Supplementary readings for those who want to go deeper:

📄 Supplementary Reading 1

Wickham, H., Çetinkaya-Rundel, M., & Grolemund, G. (2023). R for Data Science , 2nd Edition. — Free online. Even if you plan to use Python, this book is one of the best introductions to thinking about data analysis systematically. The concepts transfer across languages, and AI tools can help you translate R patterns into Python or vice versa.

📄 Supplementary Reading 2

Hong, S., et al. (2024). "Data Interpreter: An LLM Agent for Data Science." arXiv:2402.18679 — A research paper on building LLM-based agents specifically for data science tasks. Relevant for understanding where the field is heading: AI tools that do not just generate code but plan, execute, and iteratively refine entire analysis pipelines.

📚 Summary & What Comes Next

This session introduced the paradigm shift that AI coding tools represent for researchers: the ability to describe analysis in natural language and receive working code. We surveyed the tools available, from beginner-friendly options like ChatGPT Code Interpreter and Google Colab to power tools like Claude Code and Cursor.

We addressed the quality gap between free and paid tiers honestly — free tools are genuinely useful for many tasks, but the difference in complex analysis scenarios is substantial. We examined "vibe coding" as both a useful prototyping approach and a dangerous habit when applied to research that will be published. And we outlined the minimum code literacy that every AI-assisted researcher needs: not the ability to write code, but the ability to read it well enough to verify that it does what you intend.
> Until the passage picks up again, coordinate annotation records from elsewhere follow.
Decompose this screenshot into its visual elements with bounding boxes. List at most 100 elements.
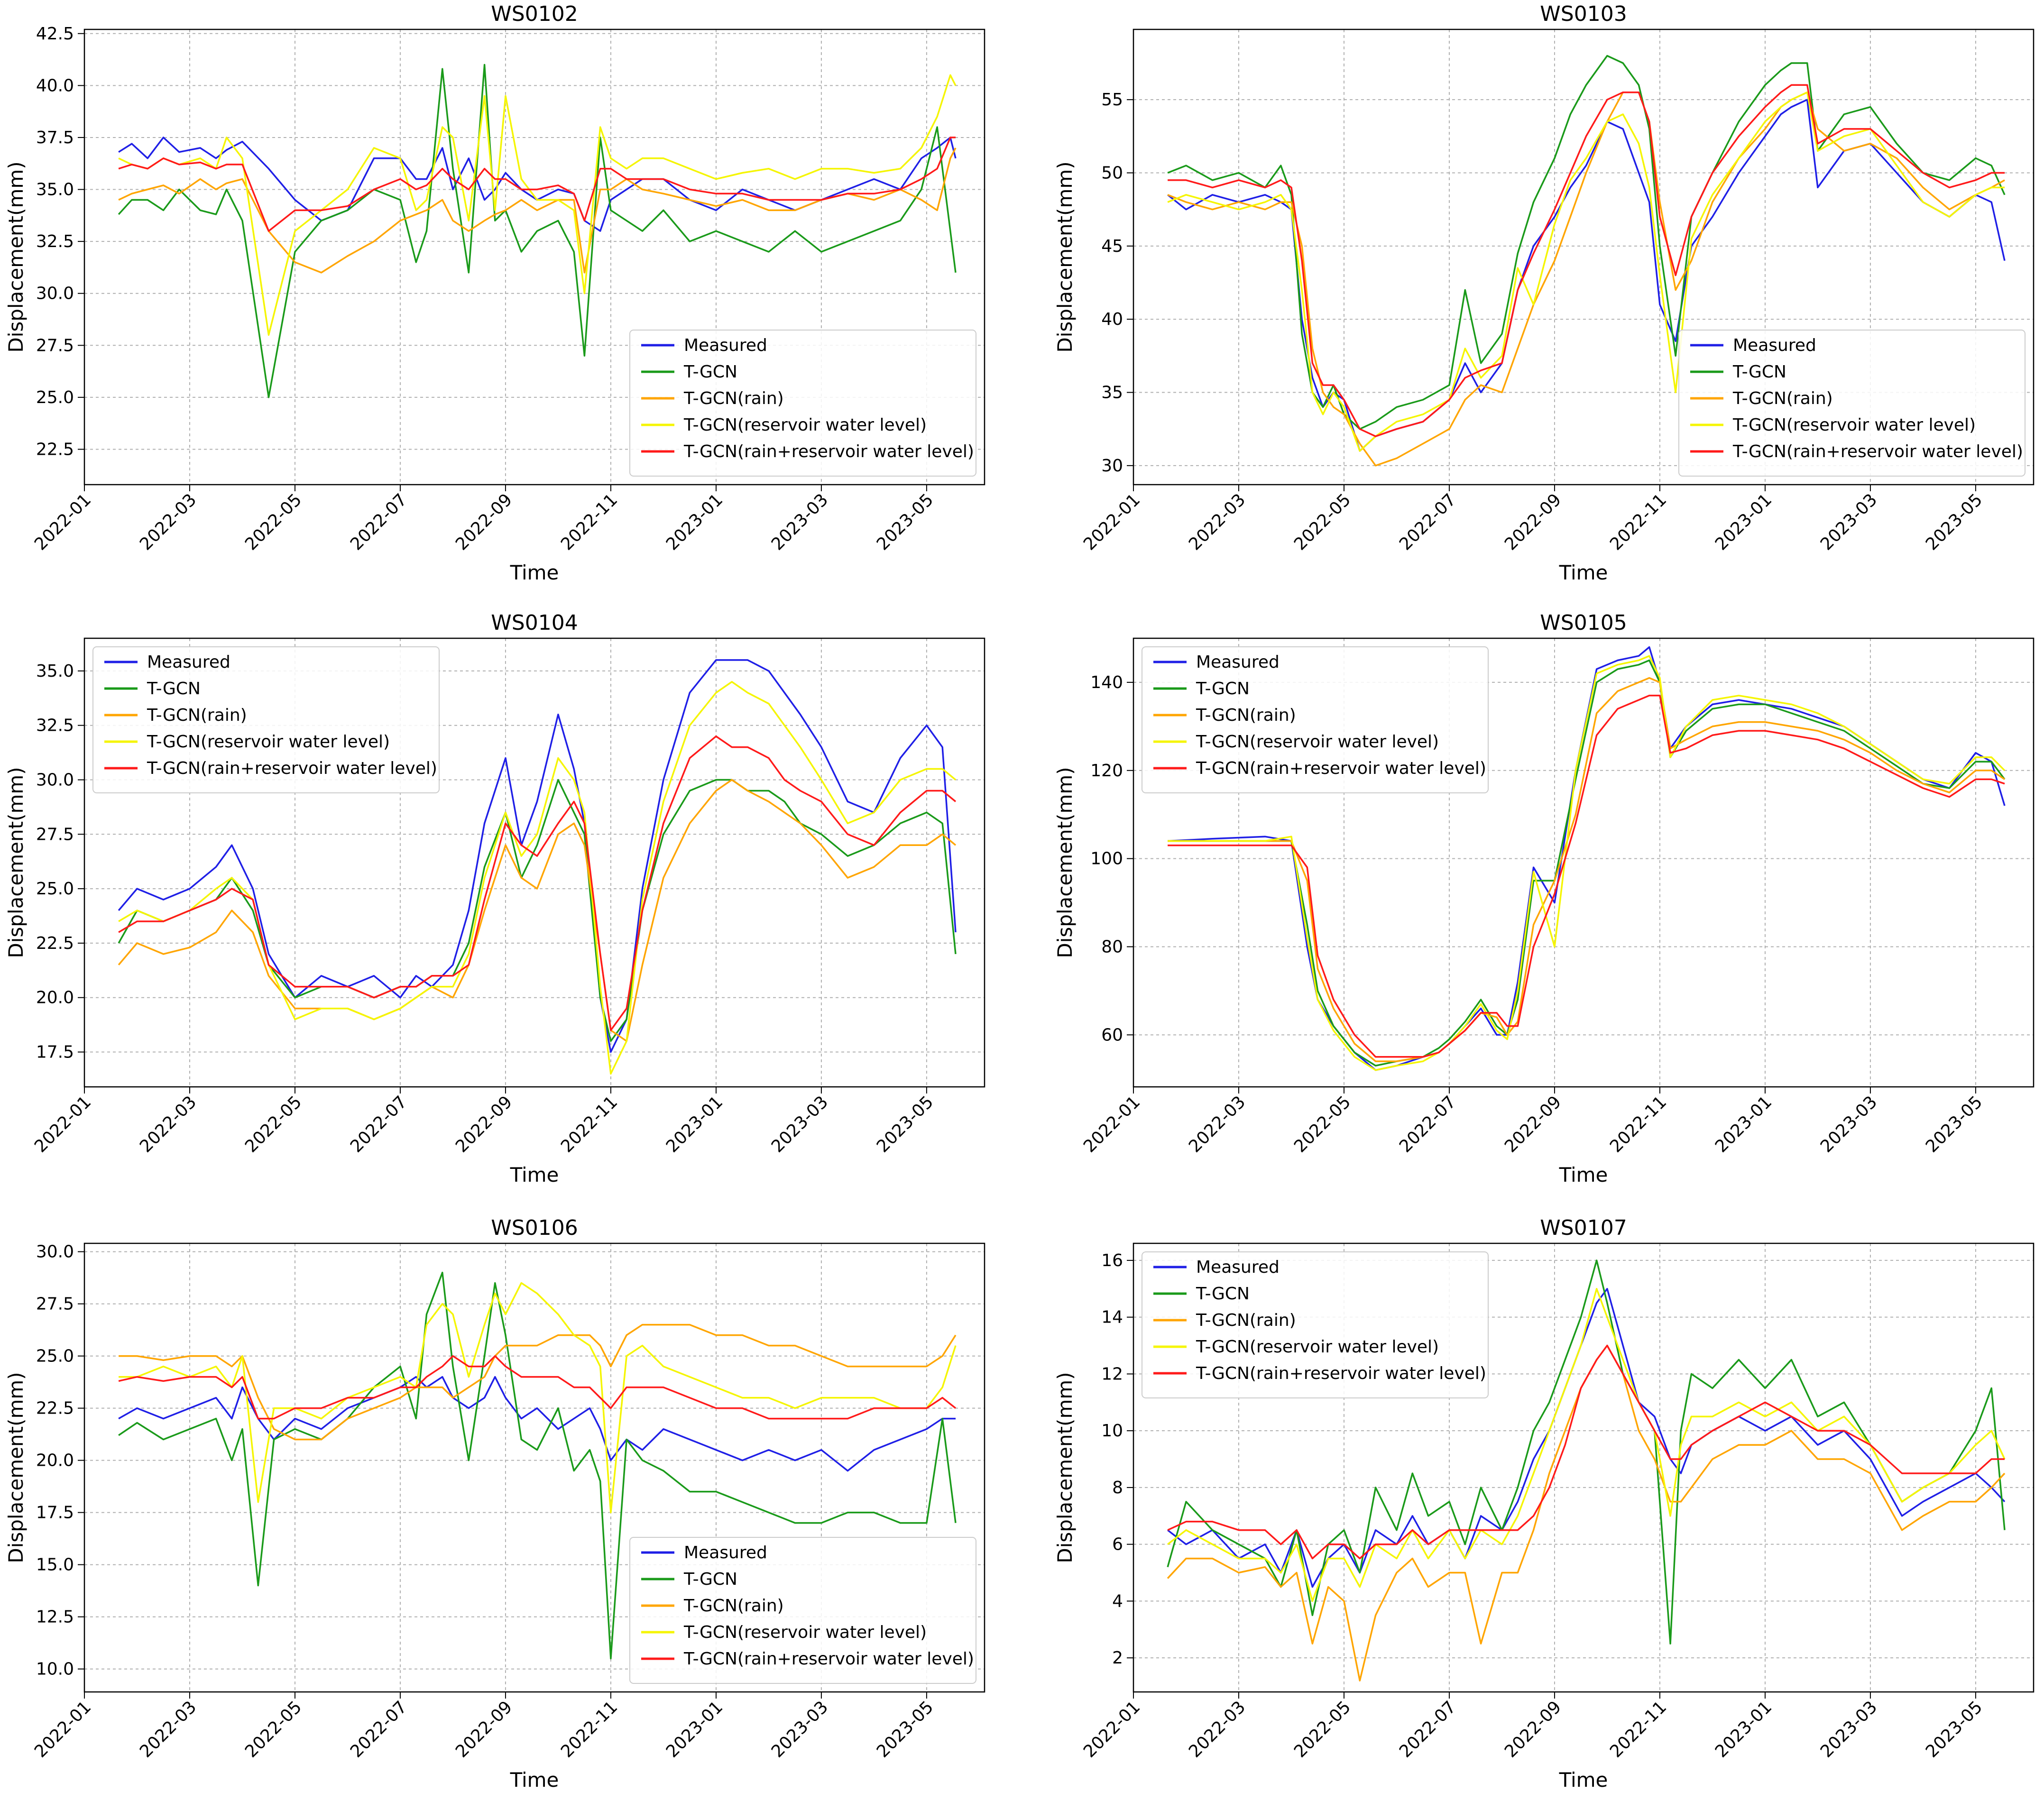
y-tick-label: 100 (1090, 849, 1123, 869)
y-tick-label: 12 (1101, 1364, 1123, 1384)
series-line-t-gcn (1168, 659, 2006, 1067)
x-axis-label: Time (1559, 1768, 1608, 1792)
series-line-t-gcn-rain (118, 147, 957, 274)
y-tick-label: 27.5 (36, 825, 74, 844)
y-tick-label: 8 (1112, 1478, 1123, 1498)
legend: Measured T-GCN T-GCN(rain) T-GCN(reservoir … (629, 330, 976, 477)
y-tick-label: 6 (1112, 1535, 1123, 1554)
legend-box (1678, 330, 2026, 477)
chart-title: WS0107 (1540, 1216, 1627, 1240)
series-group (1168, 646, 2006, 1071)
legend-box (92, 646, 440, 793)
legend-label: T-GCN(reservoir water level) (1196, 1337, 1439, 1357)
legend-label: T-GCN(rain+reservoir water level) (1196, 1364, 1486, 1383)
y-tick-label: 40.0 (36, 76, 74, 95)
series-line-t-gcn-rain (1167, 91, 2005, 467)
y-tick-label: 16 (1101, 1251, 1123, 1270)
series-line-t-gcn-reservoir-water-level (1167, 1288, 2006, 1602)
series-line-t-gcn-rain (1167, 1344, 2006, 1682)
y-tick-label: 140 (1090, 673, 1123, 692)
legend-label: T-GCN(rain) (1732, 389, 1833, 408)
plot-frame (1132, 1242, 2035, 1693)
legend-label: T-GCN(rain) (683, 1596, 784, 1616)
y-tick-label: 30.0 (36, 284, 74, 303)
series-group (118, 64, 957, 398)
y-tick-label: 22.5 (36, 934, 74, 953)
y-tick-label: 40 (1101, 310, 1123, 329)
series-line-t-gcn-reservoir-water-level (119, 1282, 957, 1514)
y-tick-label: 4 (1112, 1591, 1123, 1611)
y-tick-label: 35.0 (36, 180, 74, 200)
legend-label: T-GCN (683, 1570, 737, 1589)
legend-label: T-GCN(rain+reservoir water level) (683, 1649, 974, 1669)
y-axis-label: Displacement(mm) (1053, 767, 1077, 958)
y-tick-label: 22.5 (36, 1399, 74, 1418)
y-tick-label: 37.5 (36, 128, 74, 147)
legend-label: T-GCN(rain+reservoir water level) (1196, 759, 1486, 778)
y-tick-label: 22.5 (36, 440, 74, 459)
y-axis: 10.0 12.5 15.0 17.5 20.0 22.5 25.0 27.5 30.0 (36, 1242, 985, 1679)
series-line-t-gcn-rain-reservoir-water-level (1168, 84, 2005, 437)
plot-frame (83, 637, 985, 1088)
x-axis-label: Time (1559, 1163, 1608, 1186)
series-line-t-gcn-reservoir-water-level (1167, 91, 2005, 452)
legend-label: T-GCN(reservoir water level) (1196, 732, 1439, 752)
legend-label: T-GCN(rain+reservoir water level) (683, 442, 974, 461)
legend-label: T-GCN (683, 362, 737, 382)
chart-title: WS0104 (491, 611, 578, 635)
legend-label: T-GCN(reservoir water level) (683, 415, 927, 435)
legend-label: T-GCN (1732, 362, 1786, 382)
y-tick-label: 30.0 (36, 770, 74, 790)
y-tick-label: 45 (1101, 237, 1123, 256)
legend-label: T-GCN(rain) (1196, 706, 1296, 725)
y-tick-label: 30 (1101, 456, 1123, 476)
y-tick-label: 14 (1101, 1308, 1123, 1327)
series-line-t-gcn-rain (119, 1323, 957, 1441)
y-axis-label: Displacement(mm) (1053, 1372, 1077, 1563)
legend-label: Measured (684, 1543, 767, 1562)
legend-box (629, 330, 976, 477)
y-tick-label: 20.0 (36, 1451, 74, 1470)
x-axis-label: Time (510, 561, 559, 584)
x-axis-label: Time (1559, 561, 1608, 584)
series-line-t-gcn-rain-reservoir-water-level (118, 735, 957, 1031)
x-axis-label: Time (510, 1163, 559, 1186)
legend: Measured T-GCN T-GCN(rain) T-GCN(reservoir … (1678, 330, 2026, 477)
y-axis-label: Displacement(mm) (1053, 161, 1077, 352)
series-line-t-gcn-rain (1168, 677, 2005, 1062)
legend-label: Measured (147, 652, 230, 672)
y-tick-label: 80 (1101, 937, 1123, 956)
series-group (118, 659, 957, 1075)
chart-title: WS0105 (1540, 611, 1627, 635)
y-tick-label: 25.0 (36, 388, 74, 407)
plot-frame (83, 28, 985, 486)
legend: Measured T-GCN T-GCN(rain) T-GCN(reservoir … (1142, 1251, 1489, 1398)
series-line-t-gcn-rain-reservoir-water-level (1167, 1344, 2005, 1560)
legend-box (1142, 1251, 1489, 1398)
series-group (1167, 55, 2006, 467)
legend: Measured T-GCN T-GCN(rain) T-GCN(reservoir … (629, 1537, 976, 1684)
legend-label: Measured (1196, 652, 1280, 672)
legend-label: T-GCN (1196, 679, 1250, 698)
series-line-t-gcn-rain-reservoir-water-level (1168, 695, 2005, 1058)
chart-title: WS0103 (1540, 2, 1627, 26)
y-tick-label: 32.5 (36, 716, 74, 735)
y-tick-label: 10 (1101, 1421, 1123, 1441)
series-group (1167, 1259, 2006, 1682)
legend: Measured T-GCN T-GCN(rain) T-GCN(reservoir … (1142, 646, 1489, 793)
y-tick-label: 10.0 (36, 1660, 74, 1679)
legend-label: T-GCN(reservoir water level) (1732, 415, 1976, 435)
y-tick-label: 60 (1101, 1025, 1123, 1045)
legend-label: T-GCN(reservoir water level) (147, 732, 390, 752)
series-line-t-gcn (118, 1271, 957, 1660)
series-group (118, 1271, 957, 1660)
plot-frame (83, 1242, 985, 1693)
series-line-t-gcn-reservoir-water-level (1168, 655, 2006, 1071)
y-axis-label: Displacement(mm) (4, 767, 28, 958)
y-tick-label: 27.5 (36, 336, 74, 355)
legend-label: Measured (1196, 1258, 1280, 1277)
  • Natural language to code is real and practical: You can describe what you want and get working code. This is a genuine democratisation of computational research
  • The tools vary significantly: Choose based on your experience level, your needs, and whether free tiers are sufficient for your work
  • Free vs paid matters: The gap is real, especially for complex analysis. Use strategies to maximise free tier value, and consider paid tiers as a research investment if computation is central to your work
  • Vibe coding has its place: For prototyping and exploration, it is useful. For publication-quality analysis, it is dangerous. Know the difference
  • You need code literacy, not coding skill: Reading code, understanding error messages, and verifying statistical choices are the essential skills for AI-assisted research

Next session: In Sub-Lesson 2 (AI-Assisted Data Analysis in Practice), we move from concepts to hands-on work — loading real datasets, generating analysis code, debugging errors, and producing visualisations using the tools and principles introduced today.